Dubbed the Propel Center, the facility is designed to support the next generation of diverse leaders providing innovative curricula, technological support, career opportunities and fellowship programs.
Tim Cook, the CEO of Apple, said the center is part of several projects that make up the company’s Racial Equity and Justice Initiative. The program’s goal is to help dismantle systemic barriers to opportunity and combat injustices faced by communities of color.
Inspired by the public calls for justice after the deaths of George Floyd and Breonna Taylor as well as the unrest caused by the local slayings of Brunswick’s Ahmaud Arbery and Rayshard Brooks in Southeast Atlanta, Cook’s goal for the initiative is to advance racial equity in education, the economy and the criminal justice system.
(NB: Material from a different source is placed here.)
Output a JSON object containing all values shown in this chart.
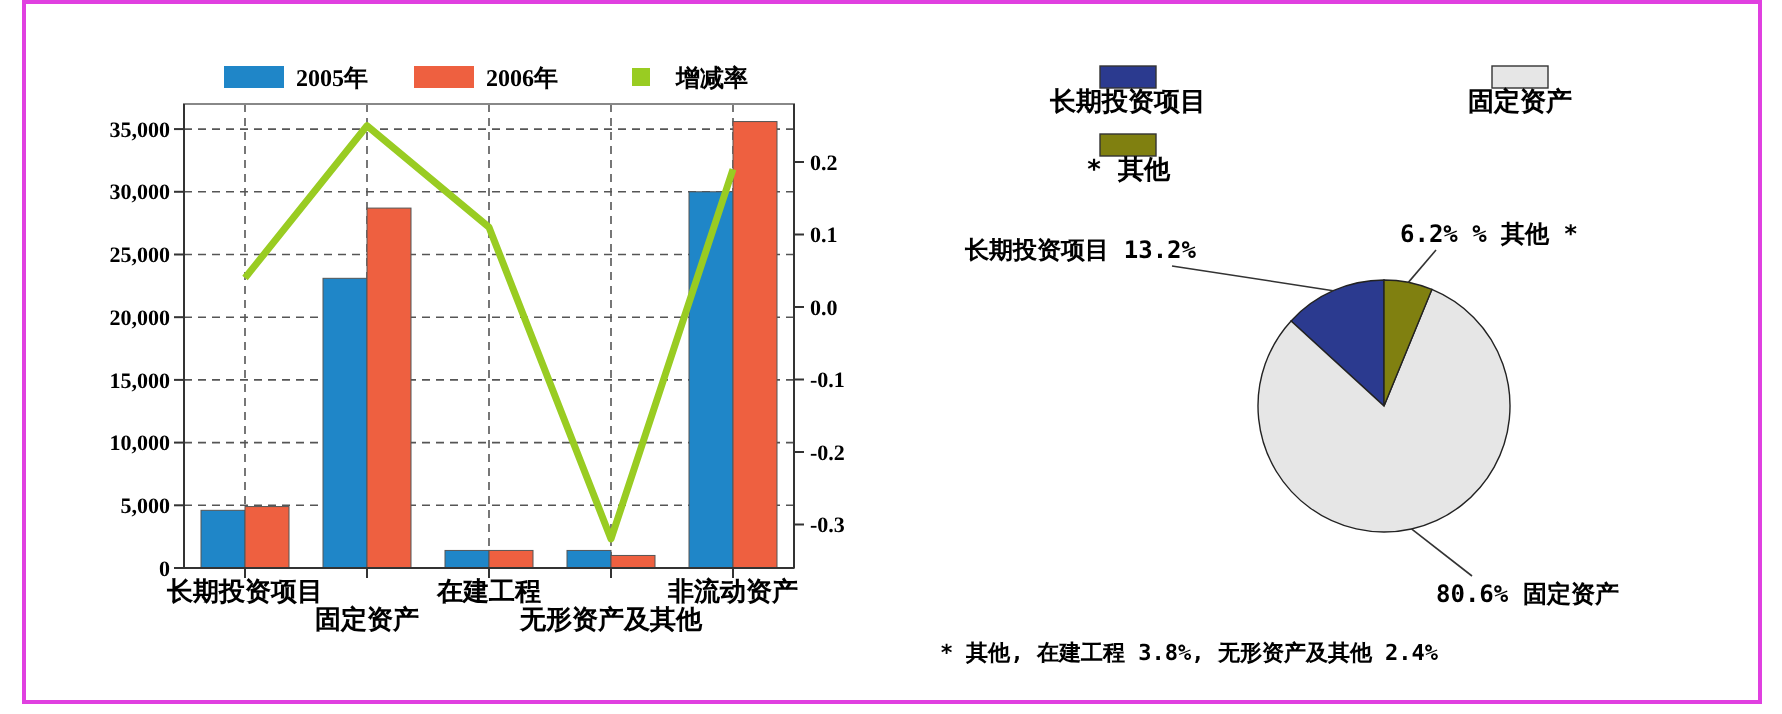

When interviewed by Gayle King on CBS This Morning, Cook said, “When you either experience those sort of things or read about those things and then apply them to what you’re seeing today.” He continued “there was systemic racism, there is systemic racism and it’s not going to go away unless we do something about it.”
Both Apple, and Southern Company, will invest $25 million each to build the Propel Center at the Atlanta University Center (AUC) in the heart of the West End. The presidents of the AUC, which is home to several HBCUs including Morehouse College, Clark Atlanta University and Spelman College, have expressed excitement for their students to benefit from the curriculum the Propel Center will provide including agricultural technologies, social justice, entertainment arts, app development, augmented reality and career preparation.
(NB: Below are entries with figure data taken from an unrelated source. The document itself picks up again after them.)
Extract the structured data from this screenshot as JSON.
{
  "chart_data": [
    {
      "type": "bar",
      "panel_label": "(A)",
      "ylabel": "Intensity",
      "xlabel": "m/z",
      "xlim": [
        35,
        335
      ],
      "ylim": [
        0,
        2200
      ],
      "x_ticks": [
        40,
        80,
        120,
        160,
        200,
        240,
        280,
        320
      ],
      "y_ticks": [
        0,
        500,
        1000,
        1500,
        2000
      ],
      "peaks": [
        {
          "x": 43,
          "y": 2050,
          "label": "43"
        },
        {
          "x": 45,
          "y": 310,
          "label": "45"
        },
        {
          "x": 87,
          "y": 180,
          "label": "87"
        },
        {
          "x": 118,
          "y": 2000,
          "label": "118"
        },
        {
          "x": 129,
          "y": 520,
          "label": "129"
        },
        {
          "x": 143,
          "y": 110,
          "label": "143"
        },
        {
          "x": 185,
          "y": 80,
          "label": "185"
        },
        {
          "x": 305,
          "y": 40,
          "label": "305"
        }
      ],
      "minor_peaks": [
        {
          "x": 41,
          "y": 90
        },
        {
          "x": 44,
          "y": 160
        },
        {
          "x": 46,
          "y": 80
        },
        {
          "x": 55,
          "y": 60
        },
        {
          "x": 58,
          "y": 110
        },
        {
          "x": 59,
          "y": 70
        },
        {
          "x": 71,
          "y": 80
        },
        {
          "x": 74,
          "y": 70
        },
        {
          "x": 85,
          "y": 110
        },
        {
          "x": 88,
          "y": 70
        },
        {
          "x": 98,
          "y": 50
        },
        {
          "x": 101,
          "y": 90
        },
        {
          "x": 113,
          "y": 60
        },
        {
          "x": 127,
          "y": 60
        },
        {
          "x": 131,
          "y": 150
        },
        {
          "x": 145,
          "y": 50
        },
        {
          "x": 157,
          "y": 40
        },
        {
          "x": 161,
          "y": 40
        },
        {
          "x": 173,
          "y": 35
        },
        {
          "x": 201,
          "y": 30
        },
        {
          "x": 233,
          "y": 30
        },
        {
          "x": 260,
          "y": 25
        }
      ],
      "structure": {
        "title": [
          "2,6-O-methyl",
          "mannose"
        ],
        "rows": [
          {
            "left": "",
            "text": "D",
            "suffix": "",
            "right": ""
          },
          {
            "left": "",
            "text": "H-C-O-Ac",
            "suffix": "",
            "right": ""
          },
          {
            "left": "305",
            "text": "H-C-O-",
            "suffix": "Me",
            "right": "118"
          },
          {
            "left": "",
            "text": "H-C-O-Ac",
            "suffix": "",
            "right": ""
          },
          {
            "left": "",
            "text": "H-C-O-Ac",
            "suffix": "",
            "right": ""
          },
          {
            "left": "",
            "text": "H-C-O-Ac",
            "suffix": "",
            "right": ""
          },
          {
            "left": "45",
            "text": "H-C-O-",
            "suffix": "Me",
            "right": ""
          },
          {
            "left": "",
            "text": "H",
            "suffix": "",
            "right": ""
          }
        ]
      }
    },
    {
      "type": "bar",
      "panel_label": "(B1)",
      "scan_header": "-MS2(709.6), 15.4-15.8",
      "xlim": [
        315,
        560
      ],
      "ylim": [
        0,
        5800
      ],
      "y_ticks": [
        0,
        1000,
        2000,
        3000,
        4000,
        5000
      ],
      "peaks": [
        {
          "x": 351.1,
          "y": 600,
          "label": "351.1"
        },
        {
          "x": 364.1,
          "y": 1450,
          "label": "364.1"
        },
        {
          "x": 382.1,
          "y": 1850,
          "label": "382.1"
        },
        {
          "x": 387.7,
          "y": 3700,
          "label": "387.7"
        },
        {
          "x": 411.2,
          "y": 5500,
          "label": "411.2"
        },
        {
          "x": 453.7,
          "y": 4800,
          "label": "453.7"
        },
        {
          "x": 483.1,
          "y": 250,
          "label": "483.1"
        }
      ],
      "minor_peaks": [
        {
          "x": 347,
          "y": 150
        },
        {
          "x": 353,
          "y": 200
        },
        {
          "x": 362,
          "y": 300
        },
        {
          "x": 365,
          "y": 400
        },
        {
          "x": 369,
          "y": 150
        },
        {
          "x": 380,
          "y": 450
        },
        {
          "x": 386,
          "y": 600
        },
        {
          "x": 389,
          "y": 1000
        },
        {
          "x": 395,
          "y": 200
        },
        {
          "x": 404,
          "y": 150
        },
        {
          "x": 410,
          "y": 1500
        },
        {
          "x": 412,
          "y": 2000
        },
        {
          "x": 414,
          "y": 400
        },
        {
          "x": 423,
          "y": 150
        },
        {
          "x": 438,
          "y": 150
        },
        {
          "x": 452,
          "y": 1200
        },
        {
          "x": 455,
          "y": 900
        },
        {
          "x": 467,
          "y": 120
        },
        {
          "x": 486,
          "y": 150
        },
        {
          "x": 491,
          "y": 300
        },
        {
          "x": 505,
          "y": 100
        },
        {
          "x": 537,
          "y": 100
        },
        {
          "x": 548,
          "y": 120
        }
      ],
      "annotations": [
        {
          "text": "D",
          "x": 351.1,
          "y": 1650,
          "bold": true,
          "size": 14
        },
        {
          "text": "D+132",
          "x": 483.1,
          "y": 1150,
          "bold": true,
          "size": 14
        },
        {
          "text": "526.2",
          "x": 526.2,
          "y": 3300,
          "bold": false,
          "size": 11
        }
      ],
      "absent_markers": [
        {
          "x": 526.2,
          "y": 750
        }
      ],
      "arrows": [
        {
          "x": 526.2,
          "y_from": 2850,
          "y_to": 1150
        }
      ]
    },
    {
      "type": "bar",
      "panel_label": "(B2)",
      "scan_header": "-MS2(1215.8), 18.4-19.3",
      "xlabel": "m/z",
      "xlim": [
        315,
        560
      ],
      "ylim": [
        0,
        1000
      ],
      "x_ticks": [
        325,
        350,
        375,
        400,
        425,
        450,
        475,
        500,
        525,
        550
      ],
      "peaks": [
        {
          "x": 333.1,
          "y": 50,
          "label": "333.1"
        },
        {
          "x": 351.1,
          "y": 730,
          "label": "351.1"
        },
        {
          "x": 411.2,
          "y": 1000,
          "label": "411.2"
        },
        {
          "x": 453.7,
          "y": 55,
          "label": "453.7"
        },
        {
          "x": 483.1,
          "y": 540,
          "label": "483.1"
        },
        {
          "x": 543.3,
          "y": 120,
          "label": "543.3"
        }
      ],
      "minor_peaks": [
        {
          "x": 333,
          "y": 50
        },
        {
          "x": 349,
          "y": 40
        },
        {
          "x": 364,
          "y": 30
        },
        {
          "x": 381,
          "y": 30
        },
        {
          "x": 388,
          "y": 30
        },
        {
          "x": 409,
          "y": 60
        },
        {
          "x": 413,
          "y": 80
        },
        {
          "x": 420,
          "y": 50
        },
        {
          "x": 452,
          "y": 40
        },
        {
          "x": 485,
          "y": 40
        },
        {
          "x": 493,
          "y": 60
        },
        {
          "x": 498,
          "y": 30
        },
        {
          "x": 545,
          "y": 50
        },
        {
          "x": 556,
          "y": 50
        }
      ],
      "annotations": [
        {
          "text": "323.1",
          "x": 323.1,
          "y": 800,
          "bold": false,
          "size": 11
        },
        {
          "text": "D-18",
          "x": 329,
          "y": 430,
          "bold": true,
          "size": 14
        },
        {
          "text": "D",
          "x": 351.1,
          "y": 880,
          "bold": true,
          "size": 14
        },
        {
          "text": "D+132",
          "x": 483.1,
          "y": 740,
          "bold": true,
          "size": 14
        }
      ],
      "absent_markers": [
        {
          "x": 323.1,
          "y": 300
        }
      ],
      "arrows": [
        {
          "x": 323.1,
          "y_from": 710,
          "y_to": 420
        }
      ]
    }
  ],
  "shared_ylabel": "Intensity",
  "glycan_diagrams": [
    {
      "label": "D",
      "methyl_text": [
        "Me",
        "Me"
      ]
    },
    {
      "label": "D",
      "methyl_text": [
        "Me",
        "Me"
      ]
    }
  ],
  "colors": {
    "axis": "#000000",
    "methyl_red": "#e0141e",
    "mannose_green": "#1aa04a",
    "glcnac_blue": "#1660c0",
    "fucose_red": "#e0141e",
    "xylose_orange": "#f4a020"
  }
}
“Propel represents the most inclusive, game-changing and collaborative partnership that I have witnessed within my seventeen years as both college and university president,” Dr. George French, president of Clark Atlanta and chair of the Atlanta University Center Consortium Council of Presidents said in a statement.
Spelman College President, Dr. Mary Schmidt Campbell, also released a statement expressing excitement about the new resources that will be available to the college.
Morehouse’s President, Dr. David Thomas, also shared French and Schmidt Campbell’s shared enthusiasm for the Propel Center moving to the AUC. “It effectively advances our mission to prepare students as global leaders and position them in the forefront of technological innovation and community empowerment,” he said in the school’s press release.
In 2018, The U.S. Equal Employment Opportunity Commission reported that African Americans make up 7.4 percent of those employed in the tech industry. With the purpose of the Propel Center to partner with HBCUs on helping students excel in this field, Apple’s vice president of Environment, Policy and Social Initiatives, Lisa Jackson, hopes to change that.
“Every individual deserves equal access to opportunity regardless of skin color or zip code,” Jackson said in a statement. To further this access, Jackson will help provide innovation grants to colleges of engineering at HBCUs like Clark Atlanta while helping students interact with Apple’s experts.
“We know more must be done,” Thomas Fanning, chairman, president and CEO of Southern Company, announced. “The establishment of the Propel Center is another important demonstration of Southern Company fulfilling our commitment to move our communities to a more equitable future.”
While there’s no definitive word yet on when or where ground will break for the new center, Saporta Report will keep you up-to-date on the latest developments.